En la causa se investiga también la conexión de la banda con Bolivia y con Brasil, dado que los investigadores pudieron constatar que la hasta ahora identificada como líder de la red registra movimientos migratorios hacia esos países.

En el marco de las investigaciones, el pasado 14 de agosto fueron allanados seis domicilios de Salta. En tres de ellos funcionaban bares y confiterías nocturnas en donde se ofrecían servicios sexuales de mujeres, que incluía la posibilidad de la denominada "invitación de copa". En otro funcionaba un prostíbulo clandestino que estaba a cargo de una de las mujeres detenidas y los restantes dos correspondían a domicilios particulares de donde se secuestró documentación de interés.

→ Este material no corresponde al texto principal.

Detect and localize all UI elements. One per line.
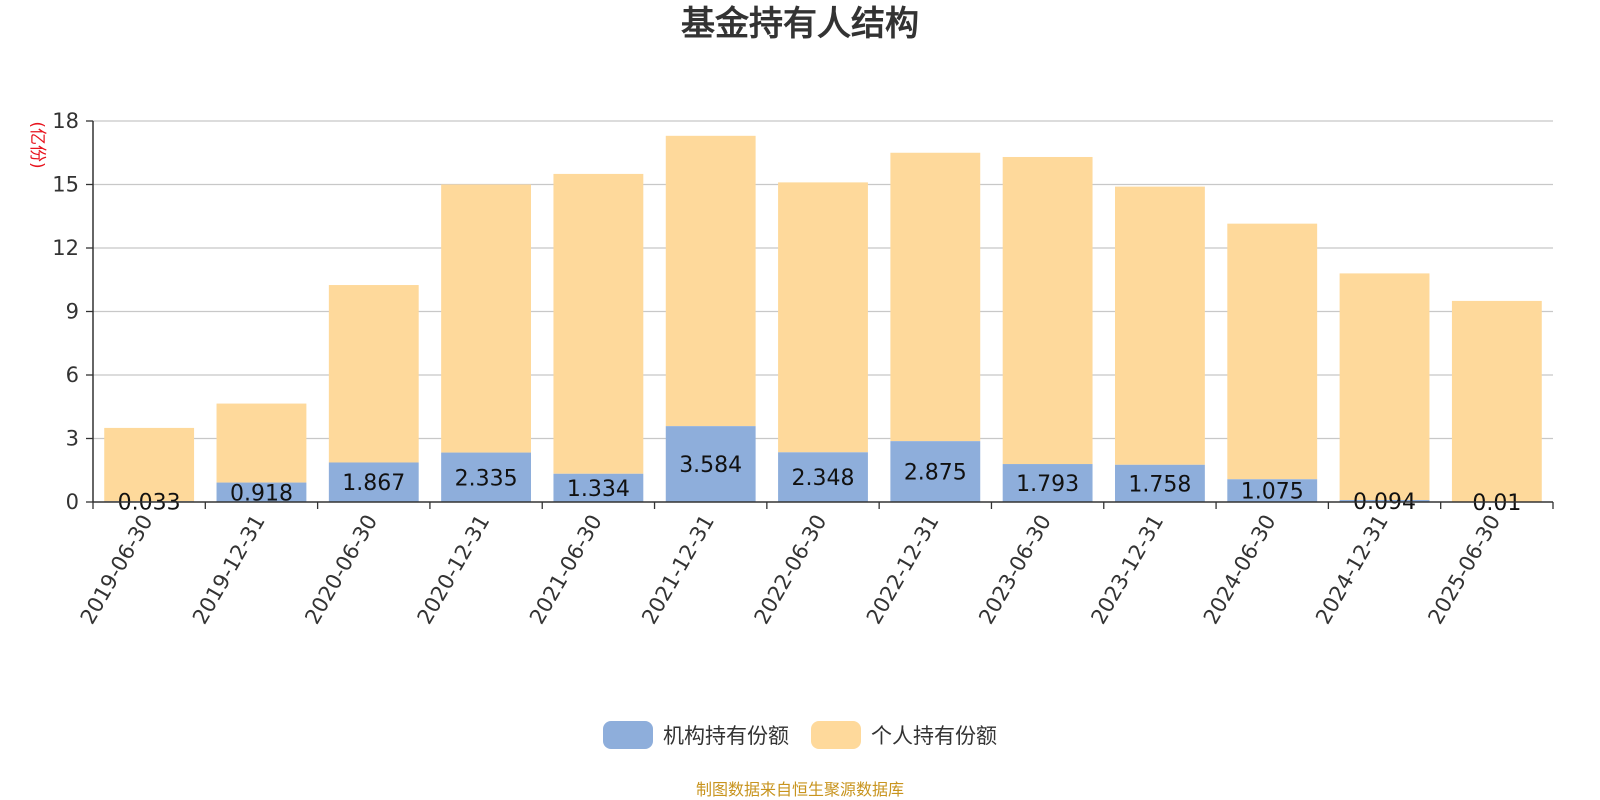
legend-swatch-individual <box>811 721 861 749</box>
bar-institutional[interactable] <box>1115 464 1205 502</box>
bar-individual[interactable] <box>778 182 868 453</box>
legend-item-individual[interactable]: 个人持有份额 <box>811 720 997 750</box>
x-tick-label: 2021-12-31 <box>637 511 719 629</box>
y-tick-label: 6 <box>66 363 79 387</box>
y-tick-label: 12 <box>52 236 79 260</box>
data-label-institutional: 1.758 <box>1128 472 1191 497</box>
bar-individual[interactable] <box>1227 223 1318 480</box>
legend-item-institutional[interactable]: 机构持有份额 <box>603 720 789 750</box>
legend: 机构持有份额 个人持有份额 <box>0 720 1600 750</box>
legend-label-institutional: 机构持有份额 <box>663 724 789 748</box>
x-tick-label: 2024-12-31 <box>1311 511 1393 629</box>
bar-individual[interactable] <box>1002 156 1093 465</box>
x-tick-label: 2020-12-31 <box>413 510 495 628</box>
x-tick-label: 2019-06-30 <box>76 511 158 629</box>
data-label-institutional: 2.875 <box>904 461 967 486</box>
x-tick-label: 2022-06-30 <box>750 511 832 629</box>
bar-individual[interactable] <box>216 403 307 483</box>
x-tick-label: 2023-06-30 <box>974 511 1056 629</box>
legend-swatch-institutional <box>603 721 653 749</box>
bar-institutional[interactable] <box>1002 464 1093 502</box>
bars <box>104 135 1542 502</box>
data-label-institutional: 1.867 <box>342 471 405 496</box>
bar-institutional[interactable] <box>890 441 981 502</box>
bar-institutional[interactable] <box>441 452 531 502</box>
bar-institutional[interactable] <box>1227 479 1318 502</box>
bar-individual[interactable] <box>441 184 531 453</box>
bar-individual[interactable] <box>665 135 756 427</box>
data-label-institutional: 1.075 <box>1241 480 1304 505</box>
bar-institutional[interactable] <box>665 426 756 502</box>
x-tick-label: 2022-12-31 <box>862 510 944 628</box>
bar-individual[interactable] <box>1339 273 1430 501</box>
y-tick-label: 0 <box>66 490 79 514</box>
bar-institutional[interactable] <box>328 462 419 502</box>
bar-individual[interactable] <box>1451 300 1542 502</box>
data-label-institutional: 0.033 <box>118 491 181 516</box>
y-tick-label: 15 <box>52 173 79 197</box>
bar-institutional[interactable] <box>778 452 868 502</box>
data-label-institutional: 2.348 <box>792 466 855 491</box>
source-note: 制图数据来自恒生聚源数据库 <box>695 780 904 799</box>
y-tick-label: 9 <box>66 300 79 324</box>
x-tick-label: 2020-06-30 <box>300 511 382 629</box>
bar-individual[interactable] <box>328 285 419 463</box>
x-tick-label: 2019-12-31 <box>188 511 270 629</box>
bar-individual[interactable] <box>104 427 195 502</box>
bar-individual[interactable] <box>890 152 981 442</box>
y-axis-label: (亿份) <box>27 121 47 168</box>
data-label-institutional: 3.584 <box>679 453 742 478</box>
bar-institutional[interactable] <box>1339 500 1430 502</box>
data-label-institutional: 1.334 <box>567 477 630 502</box>
x-tick-label: 2021-06-30 <box>525 511 607 629</box>
bar-institutional[interactable] <box>553 473 644 502</box>
y-tick-label: 18 <box>52 109 79 133</box>
bar-individual[interactable] <box>553 173 644 474</box>
chart-title: 基金持有人结构 <box>681 4 919 44</box>
x-tick-label: 2024-06-30 <box>1199 511 1281 629</box>
bar-individual[interactable] <box>1115 186 1205 465</box>
data-label-institutional: 0.01 <box>1472 491 1521 516</box>
bar-institutional[interactable] <box>216 482 307 502</box>
x-tick-label: 2023-12-31 <box>1086 511 1168 629</box>
x-tick-label: 2025-06-30 <box>1423 511 1505 629</box>
y-tick-label: 3 <box>66 427 79 451</box>
data-label-institutional: 1.793 <box>1016 472 1079 497</box>
legend-label-individual: 个人持有份额 <box>871 724 997 748</box>
data-label-institutional: 2.335 <box>455 466 518 491</box>
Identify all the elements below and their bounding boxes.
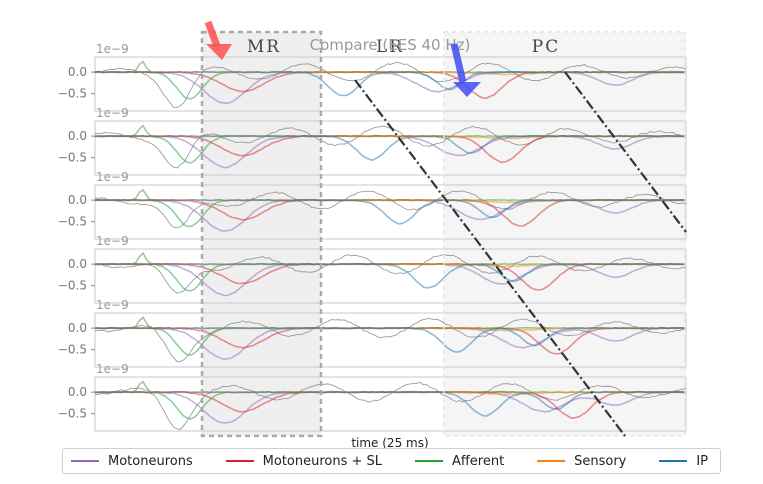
y-tick-label: −0.5 <box>58 407 87 421</box>
legend-label: IP <box>696 453 708 469</box>
subplot-panel-6: 0.0 −0.5 1e−9 <box>58 362 687 432</box>
panel-frame <box>94 376 687 432</box>
subplot-panel-4: 0.0 −0.5 1e−9 <box>58 234 687 304</box>
lr-propagation-line <box>354 79 626 437</box>
y-tick-label: 0.0 <box>68 193 87 207</box>
subplot-panel-1: 0.0 −0.5 1e−9 <box>58 42 687 112</box>
y-tick-label: −0.5 <box>58 279 87 293</box>
pc-region-shade <box>444 32 685 436</box>
series-line-ip <box>94 198 687 225</box>
arrow-shaft <box>450 43 467 83</box>
subplot-panel-3: 0.0 −0.5 1e−9 <box>58 170 687 240</box>
pc-propagation-line <box>564 71 687 233</box>
subplot-panel-5: 0.0 −0.5 1e−9 <box>58 298 687 368</box>
panel-frame <box>94 56 687 112</box>
chart-title: Compare (EES 40 Hz) <box>310 36 471 54</box>
panel-frame <box>94 248 687 304</box>
legend-swatch <box>659 460 688 462</box>
y-tick-label: 0.0 <box>68 65 87 79</box>
legend-label: Motoneurons + SL <box>262 453 383 469</box>
series-line-motoneurons <box>94 70 687 105</box>
region-label-pc: PC <box>532 37 560 57</box>
legend-item: Motoneurons <box>71 454 193 469</box>
pc-region-border <box>443 31 686 437</box>
blue-arrow-icon <box>450 43 481 97</box>
recording-trace <box>94 62 687 109</box>
y-offset-label: 1e−9 <box>96 298 129 312</box>
panel-frame <box>94 312 687 368</box>
legend-label: Afferent <box>451 453 505 469</box>
region-label-mr: MR <box>247 37 281 57</box>
y-offset-label: 1e−9 <box>96 42 129 56</box>
y-tick-label: 0.0 <box>68 129 87 143</box>
arrow-head <box>453 82 481 97</box>
y-tick-label: −0.5 <box>58 87 87 101</box>
legend-item: Afferent <box>414 453 505 469</box>
legend-swatch <box>414 460 443 462</box>
legend-label: Sensory <box>574 453 627 469</box>
y-tick-label: 0.0 <box>68 257 87 271</box>
y-tick-label: −0.5 <box>58 215 87 229</box>
x-axis-label: time (25 ms) <box>351 436 428 450</box>
recording-trace <box>94 254 687 294</box>
legend-item: Sensory <box>537 454 626 469</box>
y-tick-label: −0.5 <box>58 151 87 165</box>
y-offset-label: 1e−9 <box>96 106 129 120</box>
chart-legend: Motoneurons Motoneurons + SL Afferent Senso… <box>62 448 721 474</box>
legend-swatch <box>225 460 254 462</box>
y-tick-label: 0.0 <box>68 321 87 335</box>
y-tick-label: −0.5 <box>58 343 87 357</box>
series-line-ip <box>94 262 687 289</box>
y-offset-label: 1e−9 <box>96 234 129 248</box>
arrow-head <box>206 44 232 60</box>
legend-swatch <box>537 460 566 462</box>
series-line-ip <box>94 326 687 353</box>
panel-frame <box>94 120 687 176</box>
legend-item: Motoneurons + SL <box>225 453 383 469</box>
series-line-ip <box>94 70 687 97</box>
panel-frame <box>94 184 687 240</box>
y-offset-label: 1e−9 <box>96 362 129 376</box>
y-offset-label: 1e−9 <box>96 170 129 184</box>
series-line-ip <box>94 390 687 417</box>
legend-swatch <box>71 460 99 462</box>
region-label-lr: LR <box>376 37 404 57</box>
y-tick-label: 0.0 <box>68 385 87 399</box>
legend-item: IP <box>659 454 708 469</box>
legend-label: Motoneurons <box>108 453 193 469</box>
series-line-ip <box>94 134 687 162</box>
red-arrow-icon <box>204 20 232 60</box>
mr-region-shade <box>202 32 321 436</box>
arrow-shaft <box>204 20 221 48</box>
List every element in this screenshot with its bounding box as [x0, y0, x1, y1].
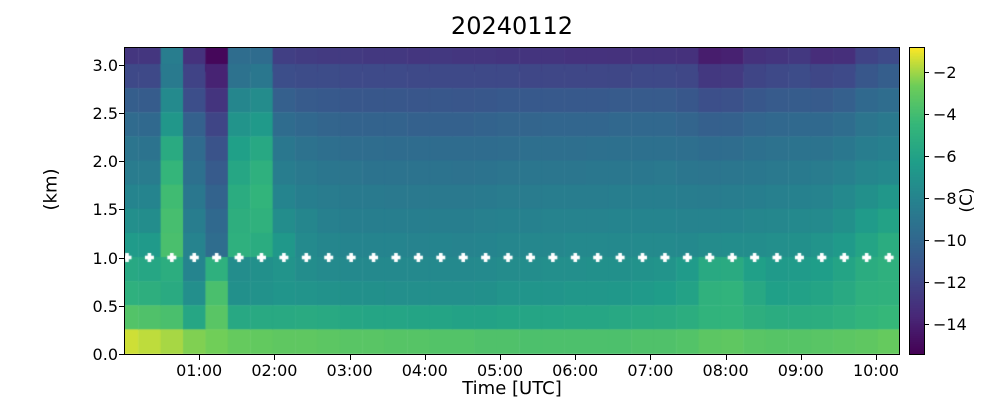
colorbar-tick-label: −10 — [933, 230, 967, 250]
x-tick-label: 01:00 — [176, 361, 223, 380]
x-tick-label: 04:00 — [401, 361, 448, 380]
y-tickmark — [119, 112, 124, 114]
colorbar — [909, 47, 925, 355]
colorbar-tick-label: −6 — [933, 146, 957, 166]
x-tickmark — [575, 355, 577, 360]
x-tick-label: 10:00 — [852, 361, 900, 380]
y-tickmark — [119, 257, 124, 259]
colorbar-tickmark — [925, 281, 929, 283]
x-tick-label: 07:00 — [627, 361, 674, 380]
y-tickmark — [119, 354, 124, 355]
colorbar-tick-label: −12 — [933, 272, 967, 292]
x-tick-label: 02:00 — [251, 361, 298, 380]
colorbar-tick-label: −4 — [933, 105, 957, 125]
x-tick-label: 08:00 — [702, 361, 749, 380]
y-axis-label: (km) — [40, 168, 62, 211]
x-tickmark — [424, 355, 426, 360]
colorbar-label: (C) — [957, 187, 977, 213]
x-tickmark — [800, 355, 802, 360]
y-tickmark — [119, 209, 124, 211]
y-tick-label: 0.5 — [92, 296, 118, 316]
colorbar-tick-label: −2 — [933, 63, 957, 83]
x-tickmark — [349, 355, 351, 360]
x-tickmark — [274, 355, 276, 360]
colorbar-tick-label: −14 — [933, 314, 967, 334]
colorbar-tickmark — [925, 155, 929, 157]
chart-title: 20240112 — [450, 12, 574, 40]
y-tick-label: 3.0 — [92, 55, 118, 75]
colorbar-tickmark — [925, 72, 929, 74]
y-tickmark — [119, 64, 124, 66]
colorbar-tickmark — [925, 323, 929, 325]
y-tickmark — [119, 305, 124, 307]
x-tick-label: 05:00 — [476, 361, 524, 380]
x-tickmark — [199, 355, 201, 360]
y-tick-label: 1.5 — [92, 200, 118, 220]
colorbar-tickmark — [925, 114, 929, 116]
y-tickmark — [119, 161, 124, 162]
x-tickmark — [725, 355, 727, 360]
heatmap-canvas — [124, 47, 900, 355]
x-axis-label: Time [UTC] — [462, 378, 562, 399]
x-tick-label: 09:00 — [777, 361, 824, 380]
y-tick-label: 1.0 — [92, 248, 118, 268]
x-tickmark — [650, 355, 652, 360]
y-tick-label: 2.5 — [92, 103, 118, 123]
colorbar-tickmark — [925, 239, 929, 241]
y-tick-label: 2.0 — [92, 152, 118, 171]
y-tick-label: 0.0 — [92, 345, 118, 364]
colorbar-tickmark — [925, 197, 929, 199]
x-tickmark — [500, 355, 501, 360]
x-tick-label: 06:00 — [552, 361, 599, 380]
colorbar-tick-label: −8 — [933, 188, 957, 208]
x-tick-label: 03:00 — [326, 361, 373, 380]
x-tickmark — [876, 355, 877, 360]
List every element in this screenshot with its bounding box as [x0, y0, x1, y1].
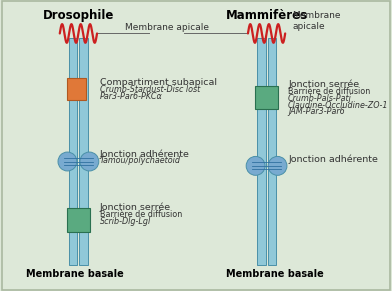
- Text: Crumb-Stardust-⁠Disc lost: Crumb-Stardust-⁠Disc lost: [100, 86, 200, 94]
- Text: Membrane basale: Membrane basale: [25, 269, 123, 279]
- FancyBboxPatch shape: [255, 86, 278, 109]
- FancyBboxPatch shape: [267, 38, 276, 265]
- FancyBboxPatch shape: [79, 38, 88, 265]
- Text: Jonction adhérente: Jonction adhérente: [100, 150, 190, 159]
- Text: Barrière de diffusion: Barrière de diffusion: [288, 87, 370, 96]
- Ellipse shape: [246, 157, 265, 175]
- Text: Crumb-Pals-Patj: Crumb-Pals-Patj: [288, 94, 352, 103]
- Text: Claudine-Occludine-ZO-1: Claudine-Occludine-ZO-1: [288, 101, 388, 109]
- FancyBboxPatch shape: [67, 208, 90, 232]
- Ellipse shape: [58, 152, 77, 171]
- Text: Mammifères: Mammifères: [225, 9, 308, 22]
- Text: Jonction serrée: Jonction serrée: [100, 203, 171, 212]
- Ellipse shape: [268, 157, 287, 175]
- Text: Membrane basale: Membrane basale: [225, 269, 323, 279]
- FancyBboxPatch shape: [69, 38, 77, 265]
- Text: Compartiment subapical: Compartiment subapical: [100, 78, 217, 87]
- Text: Membrane
apicale: Membrane apicale: [292, 11, 341, 31]
- Text: Jonction adhérente: Jonction adhérente: [288, 155, 378, 164]
- FancyBboxPatch shape: [257, 38, 266, 265]
- Ellipse shape: [80, 152, 99, 171]
- FancyBboxPatch shape: [67, 78, 86, 100]
- Text: Par3-Par6-PKCα: Par3-Par6-PKCα: [100, 92, 163, 101]
- Text: Tamou/polychaetoid: Tamou/polychaetoid: [100, 157, 181, 165]
- Text: JAM-Par3-Par6: JAM-Par3-Par6: [288, 107, 345, 116]
- Text: Barrière de diffusion: Barrière de diffusion: [100, 210, 182, 219]
- Text: Jonction serrée: Jonction serrée: [288, 80, 359, 89]
- Text: Membrane apicale: Membrane apicale: [125, 23, 209, 32]
- Text: Drosophile: Drosophile: [43, 9, 114, 22]
- Text: Scrib-Dlg-Lgl: Scrib-Dlg-Lgl: [100, 217, 151, 226]
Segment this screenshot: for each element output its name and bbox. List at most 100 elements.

En los allanamientos intervino personal de la Dirección General Impositiva junto con la AFIP, debido al surgimiento de inconsistencias fiscales entre los ingresos declarados por los titulares de los bares y confiterías allanados y el patrimonio por ellos adquiridos, como también previsionales.

La hipótesis de la AFIP (que fue confirmada durante las pesquisas) sostenía que los imputados tenían trabajadores en relación de dependencia no declarados y que hacían ejercer la prostitución a mujeres, de dónde obtenían un rédito económico que obviamente no era declarado al fisco.

En los allanamientos pudieron secuestrarse teléfonos celulares, agendas telefónicas, cuadernos, fotocopias de documentos, libretas sanitarias, un revólver, 52.210 pesos, quince euros, 105 dólares, dos mil guaraníes, fotografías de mujeres, juguetes sexuales, preservativos, entre otros elementos.

En los dos procedimientos efectuados en los domicilios de la principal imputada pudo comprobarse que funcionaba un negocio de oferta sexual clandestina, donde había dos mujeres que ejercían la prostitución para la imputada, por un precio pactado en dinero.

Además se determinó que la mayoría de las mujeres que se encontraban en los inmuebles registrados no tenían sus documentos de identidad y que casi todas dijeron que los habían perdido. Sin embargo, mediante la intervención de integrantes de la Fundación María de los Ángeles se pudo constatar que los documentos se encontraban en poder de los dueños de los locales.